Alexander Calder déclarait « augmenter ses jouets »
Posté le 15/07/2009 par stephane THOREL dans RebondDéambulant dans les étages de centre Georges Pompidou lundi soir, j’ai visité l’exposition Alexander Calder, Les années parisiennes. Parenthèses faites sur les années trente où « Paris est une fête », c’est alors un tout jeune Calder, ingénieux et ingénieur qui parcours la ville à la recherche de l’inspiration et du défi créatif.
En cours de visite, je n’ai pas pu m’empêcher de m’arrêter plus longuement dans une salle dédiée au jouets que Alexander Calder se fabriquait dès l’âge de 8 ans. Craignant l’ennui de leur fils, les parents du jeune garçon lui ont confié quelques outils pour qu’il explore les matériaux et objets de son quotidien. Rapidement intéressé par les pièces de bois, il s’est mit dès 8 ans à imaginer, dessiner puis réaliser les jouets de ses rêves.

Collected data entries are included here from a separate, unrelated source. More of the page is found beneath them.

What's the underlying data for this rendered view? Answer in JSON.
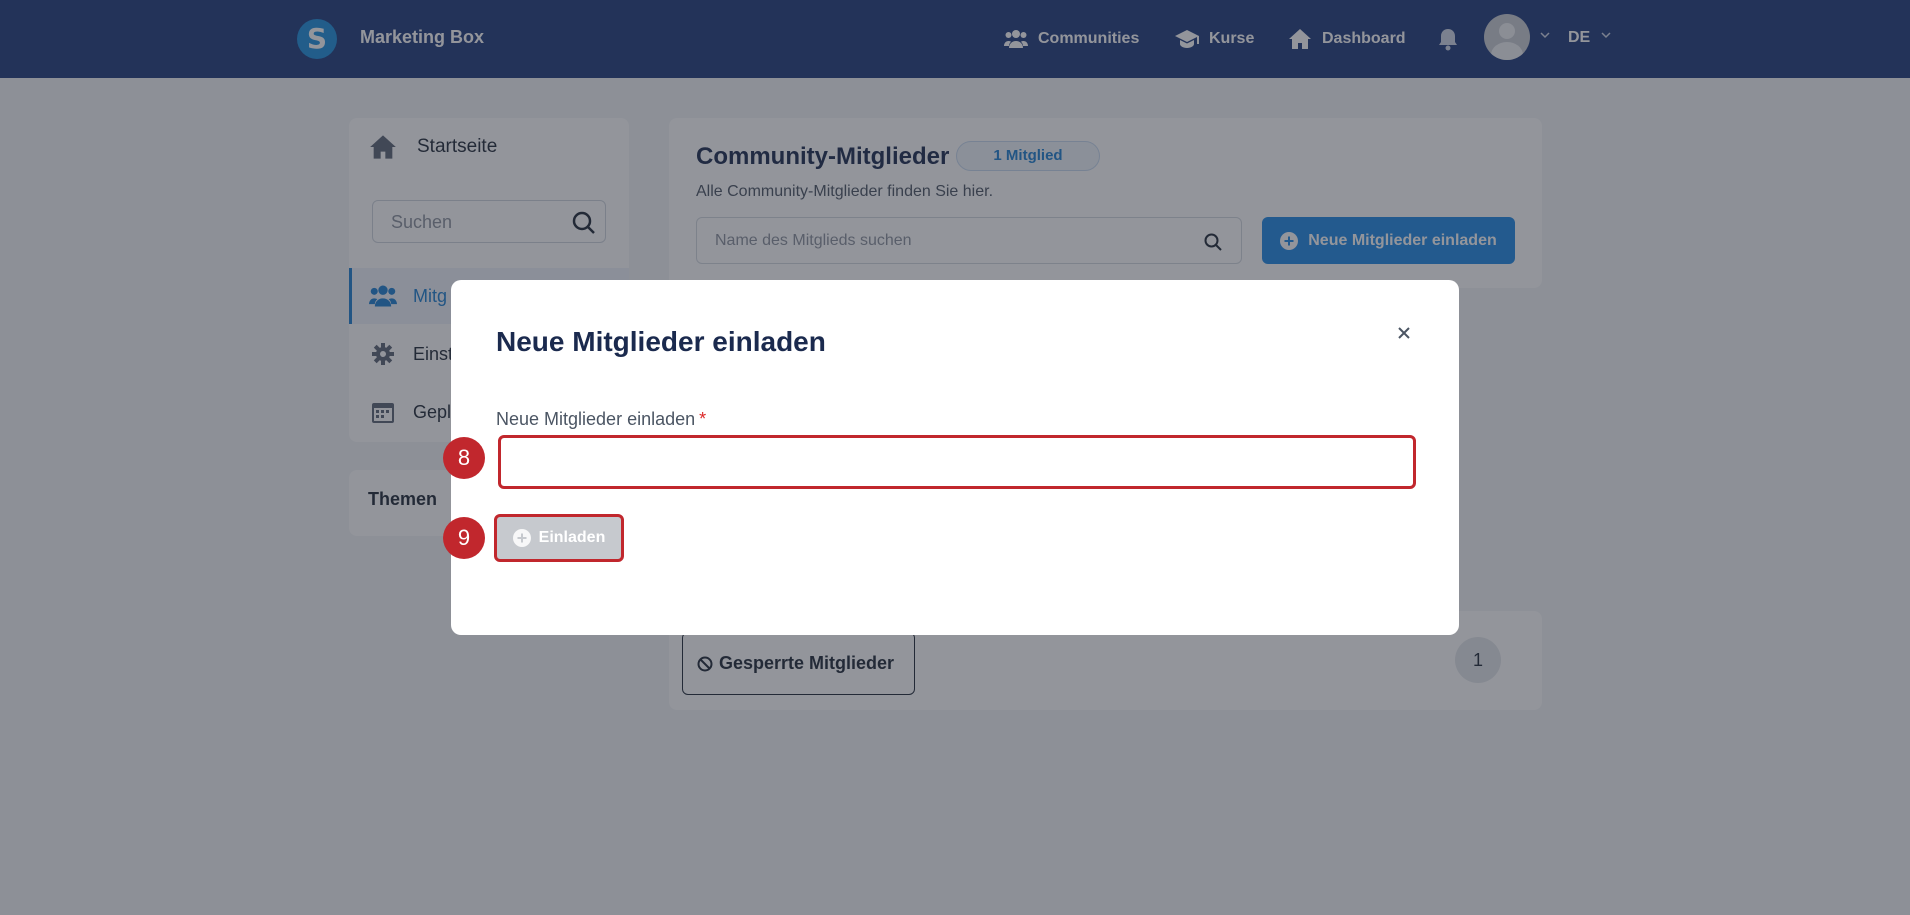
{
  "topbar": {
    "logo_letter": "S",
    "brand": "Marketing Box",
    "nav": [
      {
        "label": "Communities",
        "icon": "users-icon"
      },
      {
        "label": "Kurse",
        "icon": "graduation-cap-icon"
      },
      {
        "label": "Dashboard",
        "icon": "home-icon"
      }
    ],
    "language": "DE"
  },
  "sidebar": {
    "home_label": "Startseite",
    "search_placeholder": "Suchen",
    "items": [
      {
        "label": "Mitg",
        "icon": "users-icon",
        "active": true
      },
      {
        "label": "Einst",
        "icon": "gear-icon",
        "active": false
      },
      {
        "label": "Gepl",
        "icon": "calendar-icon",
        "active": false
      }
    ],
    "themen_label": "Themen"
  },
  "main": {
    "title": "Community-Mitglieder",
    "badge": "1 Mitglied",
    "subtitle": "Alle Community-Mitglieder finden Sie hier.",
    "search_placeholder": "Name des Mitglieds suchen",
    "invite_button": "Neue Mitglieder einladen",
    "blocked_tab": "Gesperrte Mitglieder",
    "blocked_count": "1"
  },
  "modal": {
    "title": "Neue Mitglieder einladen",
    "close": "×",
    "field_label": "Neue Mitglieder einladen",
    "required_mark": "*",
    "field_value": "",
    "submit_label": "Einladen"
  },
  "annotations": {
    "step_input": "8",
    "step_button": "9"
  },
  "colors": {
    "topbar": "#1e3a7b",
    "accent": "#1e88e5",
    "highlight": "#c1272d"
  }
}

Il réalisait des objets mobiles aux comportements originaux et parfois aléatoires, tirés de l’imaginaire d’une scène de vie, d’un spectacle comme ci-dessus, l’une de ses réalisations majeures Le Cirque. Un témoignage inscrit sur le mur de cette salle relate une conversation de juin 1929, dans laquelle l’artiste Calder confia à Edouard Raymond qu’il cherchait par ses créations, à « augmenter ses jouets ».

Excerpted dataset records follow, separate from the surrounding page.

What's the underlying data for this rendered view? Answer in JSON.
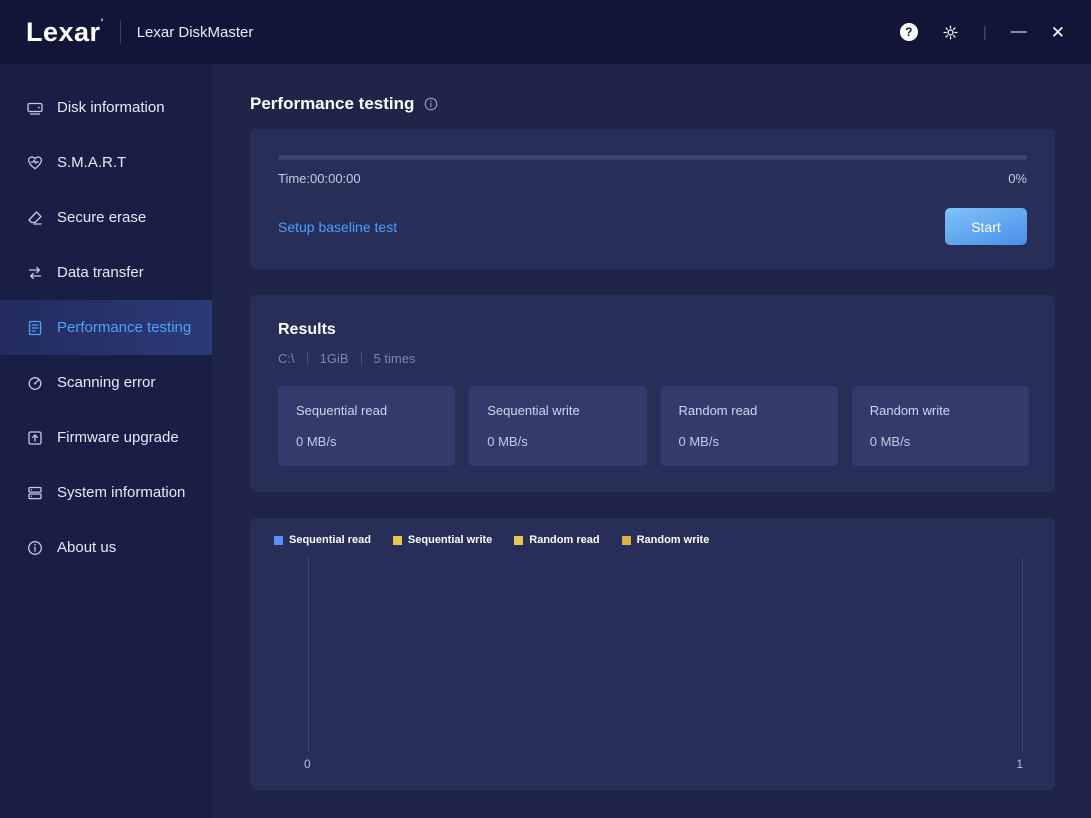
{
  "titlebar": {
    "logo": "Lexar",
    "app_name": "Lexar DiskMaster",
    "help_glyph": "?",
    "divider_glyph": "|",
    "minimize_glyph": "—",
    "close_glyph": "✕"
  },
  "sidebar": {
    "items": [
      {
        "label": "Disk information",
        "icon": "disk-icon",
        "active": false
      },
      {
        "label": "S.M.A.R.T",
        "icon": "smart-heart-icon",
        "active": false
      },
      {
        "label": "Secure erase",
        "icon": "secure-erase-icon",
        "active": false
      },
      {
        "label": "Data transfer",
        "icon": "data-transfer-icon",
        "active": false
      },
      {
        "label": "Performance testing",
        "icon": "performance-testing-icon",
        "active": true
      },
      {
        "label": "Scanning error",
        "icon": "scanning-error-icon",
        "active": false
      },
      {
        "label": "Firmware upgrade",
        "icon": "firmware-upgrade-icon",
        "active": false
      },
      {
        "label": "System information",
        "icon": "system-information-icon",
        "active": false
      },
      {
        "label": "About us",
        "icon": "about-us-icon",
        "active": false
      }
    ]
  },
  "main": {
    "page_title": "Performance testing",
    "test_panel": {
      "time_label": "Time:00:00:00",
      "progress_percent": "0%",
      "progress_value": 0,
      "setup_link": "Setup baseline test",
      "start_button": "Start"
    },
    "results": {
      "heading": "Results",
      "drive": "C:\\",
      "size": "1GiB",
      "iterations": "5 times",
      "tiles": [
        {
          "label": "Sequential read",
          "value": "0 MB/s"
        },
        {
          "label": "Sequential write",
          "value": "0 MB/s"
        },
        {
          "label": "Random read",
          "value": "0 MB/s"
        },
        {
          "label": "Random write",
          "value": "0 MB/s"
        }
      ]
    }
  },
  "chart_data": {
    "type": "line",
    "series": [
      {
        "name": "Sequential read",
        "color": "#5b8ff9",
        "values": []
      },
      {
        "name": "Sequential write",
        "color": "#e8c64d",
        "values": []
      },
      {
        "name": "Random read",
        "color": "#e8c64d",
        "values": []
      },
      {
        "name": "Random write",
        "color": "#dfb13f",
        "values": []
      }
    ],
    "x_ticks": [
      "0",
      "1"
    ],
    "xlim": [
      0,
      1
    ],
    "legend_position": "top-left",
    "grid": false
  }
}
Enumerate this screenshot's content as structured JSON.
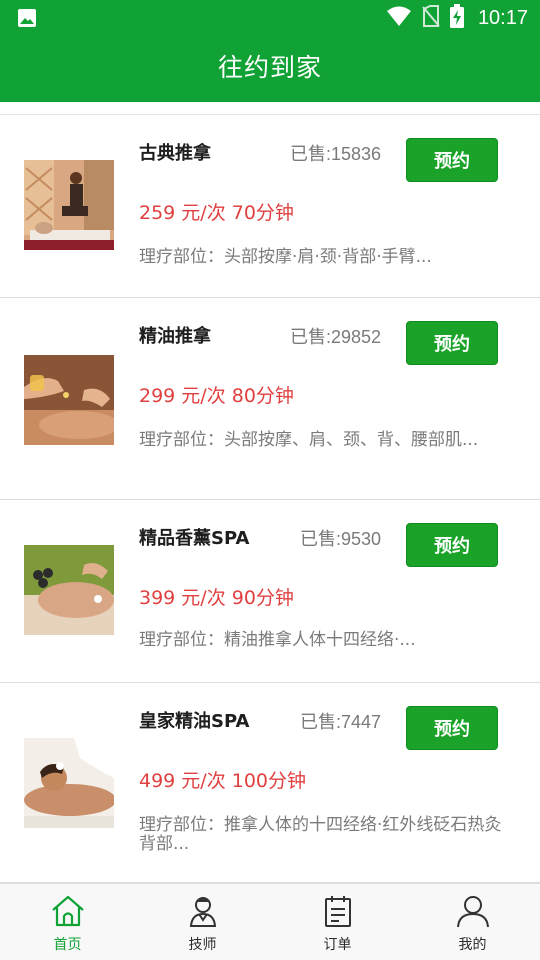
{
  "status_bar": {
    "time": "10:17"
  },
  "header": {
    "title": "往约到家"
  },
  "book_label": "预约",
  "services": [
    {
      "name": "古典推拿",
      "sold": "已售:15836",
      "price": "259 元/次 70分钟",
      "desc": "理疗部位：头部按摩·肩·颈·背部·手臂..."
    },
    {
      "name": "精油推拿",
      "sold": "已售:29852",
      "price": "299 元/次 80分钟",
      "desc": "理疗部位：头部按摩、肩、颈、背、腰部肌..."
    },
    {
      "name": "精品香薰SPA",
      "sold": "已售:9530",
      "price": "399 元/次 90分钟",
      "desc": "理疗部位：精油推拿人体十四经络·..."
    },
    {
      "name": "皇家精油SPA",
      "sold": "已售:7447",
      "price": "499 元/次 100分钟",
      "desc": "理疗部位：推拿人体的十四经络·红外线砭石热灸背部..."
    }
  ],
  "tabs": [
    {
      "label": "首页",
      "icon": "home-icon",
      "active": true
    },
    {
      "label": "技师",
      "icon": "technician-icon",
      "active": false
    },
    {
      "label": "订单",
      "icon": "order-icon",
      "active": false
    },
    {
      "label": "我的",
      "icon": "profile-icon",
      "active": false
    }
  ],
  "colors": {
    "brand": "#11a235",
    "price": "#e04040",
    "button": "#1aa328"
  }
}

L’augmentation du réel est devenue une notion clé, aujourd’hui au coeur de concepts comme la ville 2.0, le relationnel augmenté, l’infomobilité, l’hyperlieu, etc… Mais ce sont déjà des projets réels comme la réalité augmentée mobile, la table interactive, et le personal device, … En parlant d’augmentation, avez-vous vu la bande annonce G.I. Joe – Le réveil du Cobra, qui met en scène des « combinaisons accélératrices » ou encore lu le récent billet « éclairant » de François Verron, évoquant (entre autre) une mobilité physique augmentée au travers des chaussures « à roulettes ».
PS : Je vous recommande l’exposition Calder, programmée en parallèle de celle de Kandinsky au centre Georges Pompidou.